Why would I use X-Macros?

X-Macros are very useful when you are dealing with static lists of things that need to be kept in sync. Be it two actual lists like above, or a list and a switch statement that needs to cover all its cases in a way that follows a simple pattern. The token-pasting operator ## and the stringify operator # are very handy in many such cases, to let you take the same data and use it as different data types.

Included X-Macros

One downside of classic X-Macros is that, given you can’t have line breaks in a macro, all your constants end up on the same line. The definition of COLORS above merely escapes the line breaks, which means they’re not part of the macro output, they just break the definition up over multiple lines to make it more readable. Worse, most IDEs will jump to the COLORS line in the enum above, not to the actual definition of the COLOR_Red entry, when you use their code navigation feature. That makes it harder to find documentation on the individual enum cases you might have written next to the individual X-macros.

One workaround to this is to not define a macro for the COLORS list, and instead write it into a separate file:

Colors_X.h

X(Red)
X(Green)
X(Blue)

and instead (ab)use #include to paste that header in twice:

// Define an enum:
#define X(name) COLOR_ ##name,

enum Color {
#include "Colors_X.h"
	COLOR_COUNT
};

#undef X

// Define a string table:
#define X(name) #name,

const char * gColorNames[COLOR_COUNT + 1] = {
#include "Colors_X.h"
	""
};

#undef X

Each X-Macro is now really on its own line, resulting in the preprocessed code:

enum Color {
    COLOR_Red,
    COLOR_Green,
    COLOR_Blue,
    COLOR_COUNT
};

const char * gColorNames[COLOR_COUNT + 1] = {
    "Red",
    "Green",
    "Blue",
    ""
};

And moreover, the compiler keeps track of line numbers in included files, and when you trigger code-navigation on a COLOR_Red identifier in your source code, it will now jump to the X(Red) line in Colors_X.h, as desired.

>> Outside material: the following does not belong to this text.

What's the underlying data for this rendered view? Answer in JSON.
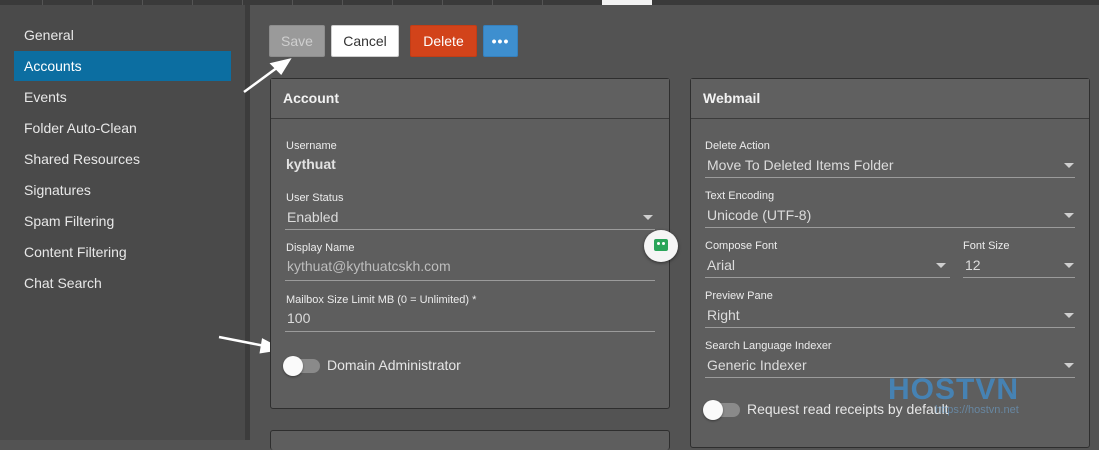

But of course the enum and strings array definitions look even less readable now, and you need a separate file for each and every enum.

Should I use X-Macros in my code?

In general, I would avoid using X-Macros. That I got an entire blog post out of the technique should show you that they are not obvious, and the caveats I gave above should show you that X-Macros have their own issues. That said, if you have a C codebase that consists of numerous static look-up tables that need to be kept in sync, X-Macros are likely the least horrible solution. If having out-of-sync tables can lead to hard-to-diagnose bugs, a little education to every new hire about X-Macros via a comment is a small price to pay. So sure, use them there if you can’t use statically declared structs instead.

After all, if you’re already forced to use C instead of a higher-level programming language, you probably have many constraints on you already, and X-Macros might actually lead to more readable and more maintainable code.